С ученой стороны, с логической стороны Маколей, надобно признаться, неправ. Нынешний вигизм может иметь большинство в палате общин, может быть для английской общественной жизни менее неудобен, чем торизм; но в научном отношении он не выдерживает критики, потому что вовсе не последователен. Он отрицает в настоящем то, что признает в прошедшем, он допускает в мелких делах то, что отвергает в важных,- в науке это не годится; она требует строгой выдержанности принципов. Виги могут быть благоразумными министрами, но неблагоразумно поступит виг, если захочет проводить нынешний вигизм в науке, как делал Маколей. Тут нужно было бы уважать логику и сделать прямой выбор: или, оставаясь верным основанию нынешнего вигизма, сделаться тори,- потому, что нынешние виги те же тори, лишь нелогичные тори - или, оставаясь верным преданию старых вигов, отвергнуть торийские чувства нынешних вигов, на которых мало походили Гампден и Пим, Альджернон-Сидни и Фокс. Маколей не заметил научной надобности такого выбора. Это значит, что он не имел такой силы ума, какая нужна человеку, чтобы был он самостоятельным мыслителем. Он превосходно развивал мысли, но чужие мысли.

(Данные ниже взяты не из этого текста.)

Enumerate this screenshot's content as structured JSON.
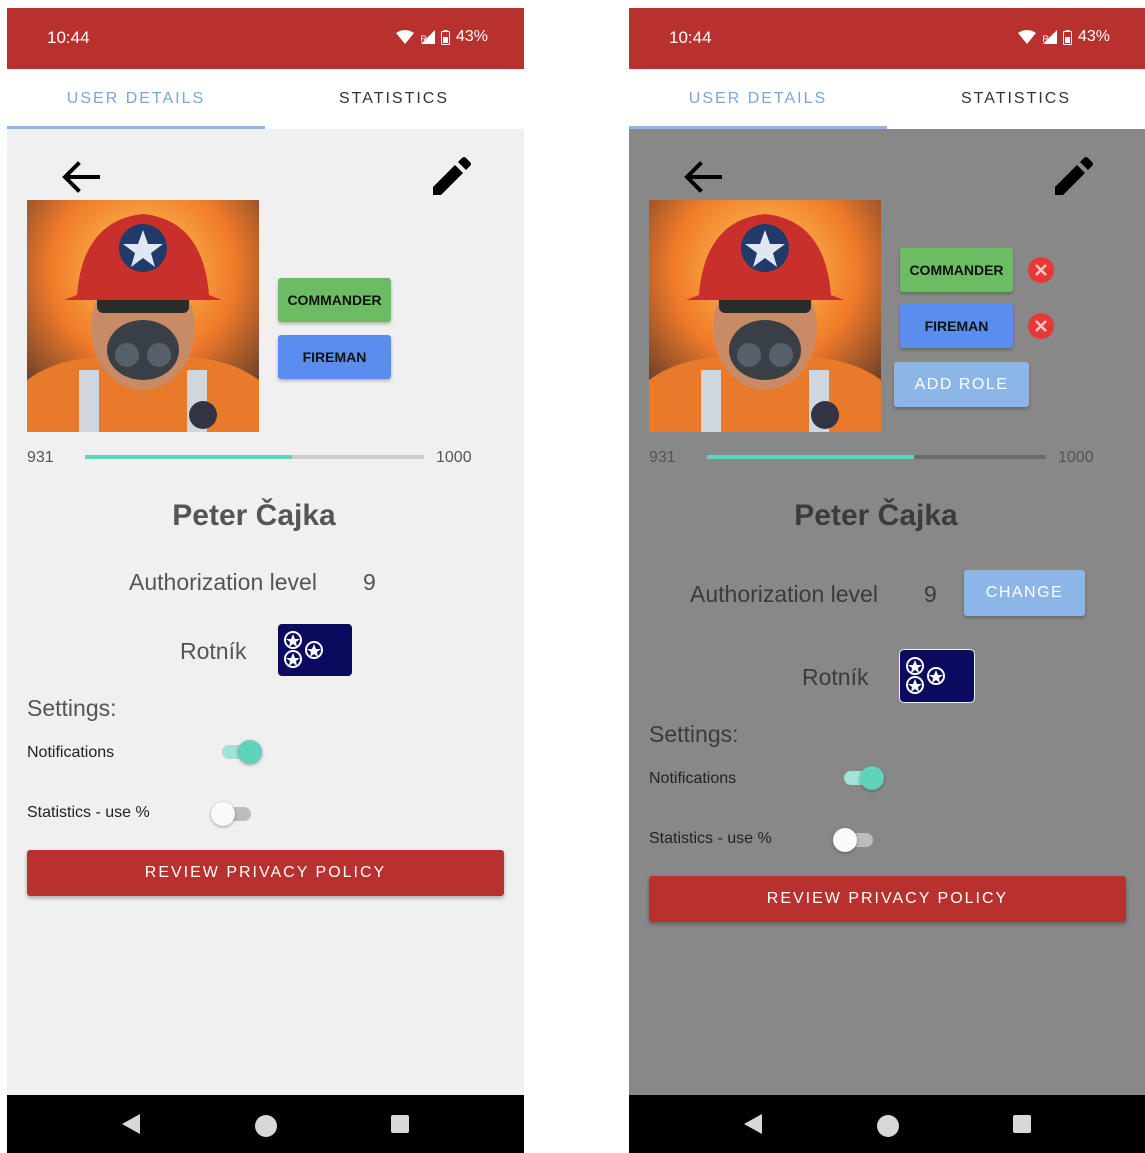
{
  "status_bar": {
    "time": "10:44",
    "battery": "43%",
    "signal_sub": "R"
  },
  "tabs": [
    {
      "label": "USER DETAILS",
      "active": true
    },
    {
      "label": "STATISTICS",
      "active": false
    }
  ],
  "left": {
    "roles": [
      "COMMANDER",
      "FIREMAN"
    ],
    "xp": {
      "current": "931",
      "max": "1000",
      "fill_fraction": 0.61
    },
    "user_name": "Peter Čajka",
    "authorization_label": "Authorization level",
    "authorization_value": "9",
    "rank_name": "Rotník",
    "settings_title": "Settings:",
    "settings": [
      {
        "label": "Notifications",
        "enabled": true
      },
      {
        "label": "Statistics - use %",
        "enabled": false
      }
    ],
    "privacy_button": "REVIEW PRIVACY POLICY"
  },
  "right": {
    "roles": [
      "COMMANDER",
      "FIREMAN"
    ],
    "add_role_button": "ADD ROLE",
    "xp": {
      "current": "931",
      "max": "1000",
      "fill_fraction": 0.61
    },
    "user_name": "Peter Čajka",
    "authorization_label": "Authorization level",
    "authorization_value": "9",
    "change_button": "CHANGE",
    "rank_name": "Rotník",
    "settings_title": "Settings:",
    "settings": [
      {
        "label": "Notifications",
        "enabled": true
      },
      {
        "label": "Statistics - use %",
        "enabled": false
      }
    ],
    "privacy_button": "REVIEW PRIVACY POLICY"
  },
  "icons": {
    "back": "arrow-back-icon",
    "edit": "pencil-icon",
    "remove": "close-circle-icon",
    "nav": [
      "back-triangle-icon",
      "home-circle-icon",
      "recents-square-icon"
    ]
  },
  "colors": {
    "brand_red": "#b7312e",
    "tab_active": "#7aa6da",
    "accent_teal": "#5fd3bc",
    "role_green": "#6cbc63",
    "role_blue": "#5b8def",
    "rank_badge": "#0a0a5e"
  }
}
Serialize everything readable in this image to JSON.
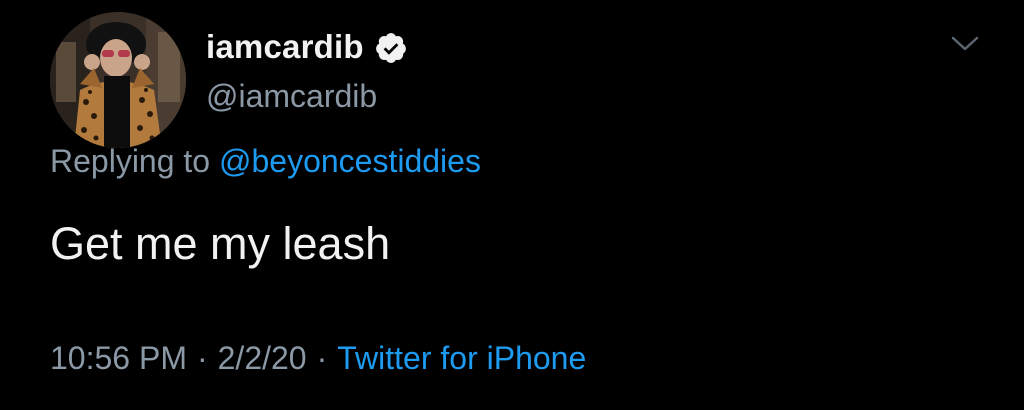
{
  "author": {
    "display_name": "iamcardib",
    "handle": "@iamcardib",
    "verified": true
  },
  "reply": {
    "prefix": "Replying to",
    "mention": "@beyoncestiddies"
  },
  "tweet": {
    "text": "Get me my leash"
  },
  "meta": {
    "time": "10:56 PM",
    "separator": "·",
    "date": "2/2/20",
    "source": "Twitter for iPhone"
  },
  "icons": {
    "verified": "verified-badge-icon",
    "more": "chevron-down-icon"
  },
  "colors": {
    "background": "#000000",
    "primary_text": "#f2f2f2",
    "secondary_text": "#8b98a5",
    "link": "#1d9bf0"
  }
}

Но если Маколей не имеет первостепенного достоинства как мыслитель, то мы нимало не думаем отрицать в нем ни тонкости и практичности ума, ни способности превосходно аргументировать, ни богатства частных наблюдений над человеческим сердцем, ни близкого знакомства с ходом человеческих дел: можно быть человеком очень замечательного ума, не будучи мыслителем, можно быть удивительным знатоком жизни, не умея подмечать коренного ее смысла. Таков был Маколей. Но писатель замечательного ума, очень тонко знающий жизнь, всегда будет поучителен, каковы бы ни были научные его недостатки. Не забудем еще одного качества, о котором и нельзя забыть: Маколей - англичанин. Если кому-нибудь из нас и не кажутся справедливы его мнения о многих предметах, то все же очень важно для нас знать, какими особенностями от консерватизма других стран отличается английский консерватизм; а ни от какого другого писателя мы не можем узнать это так легко и с таким наслаждением, как от Маколея.
Нынешние английские виги - впервые опубликовано в "Современнике", 1860, No 12.